Aruba Turns Down An Acquisition Matt 29 Mar 2005

12 comments Latest by Jin

Speaking of staying independent, Aruba Networks is one company that is resisting acquisition as an exit strategy.

The company, which sells wireless networks to corporate customers, recently spurned Cisco. “We basically told them, ‘There’s not a number you can come up with that will be attractive enough to convince us to sell,’” said Don LeBeau, the CEO of Aruba.

The company’s chief technology officer, a former Cisco exec, explains: “I saw that it would have been impossible for us to fulfill our dream inside of Cisco. I feel we’re really on the cusp of this taking off, but know from my experiences inside Cisco how difficult it would have been to innovate.”

Interesting to hear from a former Cisco exec that the big-tech-company environment is inhospitable to innovation. Does getting acquired (or taking on outside investors) make innovation that much more difficult? And what does this mean for the little fish (like Flickr, Bloglines, etc.) that are entering big ponds?

12 comments so far (Jump to latest)

Josh 29 Mar 05

I would say it all depends on who is doing the acquiring. If it’s Google and probably even Yahoo then you are pretty safe. If it’s Microsoft then you’re in trouble.

pb 29 Mar 05

Will be interesting to see if this is the smart play. I’m reminded of PointCast and Evite turning down huge buyout offers.

Darrel 29 Mar 05

Sounds like 37sig is toying with the idea of being acquired? ;o)

Anusha Perera 29 Mar 05

enough said :)

Thumper 29 Mar 05

Wow.
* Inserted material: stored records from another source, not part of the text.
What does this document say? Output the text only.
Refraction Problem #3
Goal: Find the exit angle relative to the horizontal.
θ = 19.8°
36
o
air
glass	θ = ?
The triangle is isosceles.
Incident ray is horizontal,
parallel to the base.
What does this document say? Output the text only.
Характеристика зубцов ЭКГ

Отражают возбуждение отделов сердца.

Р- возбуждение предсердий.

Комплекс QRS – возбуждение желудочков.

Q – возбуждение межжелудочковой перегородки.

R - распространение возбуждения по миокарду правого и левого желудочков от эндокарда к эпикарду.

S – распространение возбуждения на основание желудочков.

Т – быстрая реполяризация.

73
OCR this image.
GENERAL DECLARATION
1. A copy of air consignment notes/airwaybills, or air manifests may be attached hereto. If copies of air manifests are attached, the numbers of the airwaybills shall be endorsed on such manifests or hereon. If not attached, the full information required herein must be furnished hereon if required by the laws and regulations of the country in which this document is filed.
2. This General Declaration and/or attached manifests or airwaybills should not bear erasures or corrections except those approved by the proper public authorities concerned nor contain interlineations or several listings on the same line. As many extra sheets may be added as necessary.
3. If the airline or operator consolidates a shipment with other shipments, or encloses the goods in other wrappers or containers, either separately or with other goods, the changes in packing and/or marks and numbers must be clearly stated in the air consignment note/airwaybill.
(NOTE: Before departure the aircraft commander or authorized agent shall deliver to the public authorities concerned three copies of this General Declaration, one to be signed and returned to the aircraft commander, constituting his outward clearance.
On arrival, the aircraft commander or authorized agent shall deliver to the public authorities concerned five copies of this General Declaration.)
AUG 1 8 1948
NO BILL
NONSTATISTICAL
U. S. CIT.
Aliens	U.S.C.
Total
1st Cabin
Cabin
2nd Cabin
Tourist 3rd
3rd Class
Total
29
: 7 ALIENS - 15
At least a couple of posts on this subject in the last few days.

I say it is possible to innovate inside larger companies, but it is probably not the rule.

Josh 29 Mar 05

I think 37 will stay indie. They seem to want their freedom.

Jamie 29 Mar 05

Thumper, I think Apple has proven that such a feat is possible.

Noah 29 Mar 05

The answer is how many cooks the company’s structure forces you to approve your broth with.

Reminds me of Panic’s History of Audion article, mostly the observations which showed why Nullsoft & AOLTimeWarner was such a bad pairing. The good ones know how to step back and let innovators innovate—definitely rare.

Don Schenck 01 Apr 05

I’m a big fan of Tom Peters’ work. Big fan.

Regarding Thumper’s comments about not being able to innovate inside a large organization (of course, who would take you seriously as long as you go by “Thumper”??): Tom Peters would not only disagree with you, he’d INSIST that you DO buck the system and innovate.

Think about it: Every great accomplishment is … uh … accomplished by someone going AGAINST the rules, bucking the system, what-have-you.

No … really … THINK about that.

If you are stuck in a huge corporation with bylaws and rules and “values”, you owe it to yourself and the corporation to stir things up, make a mess, create innovation, and either become hugely successful or get fired. Either way, you win.

As Helen Keller said: “Life is a great adventure, or it’s nothing at all”.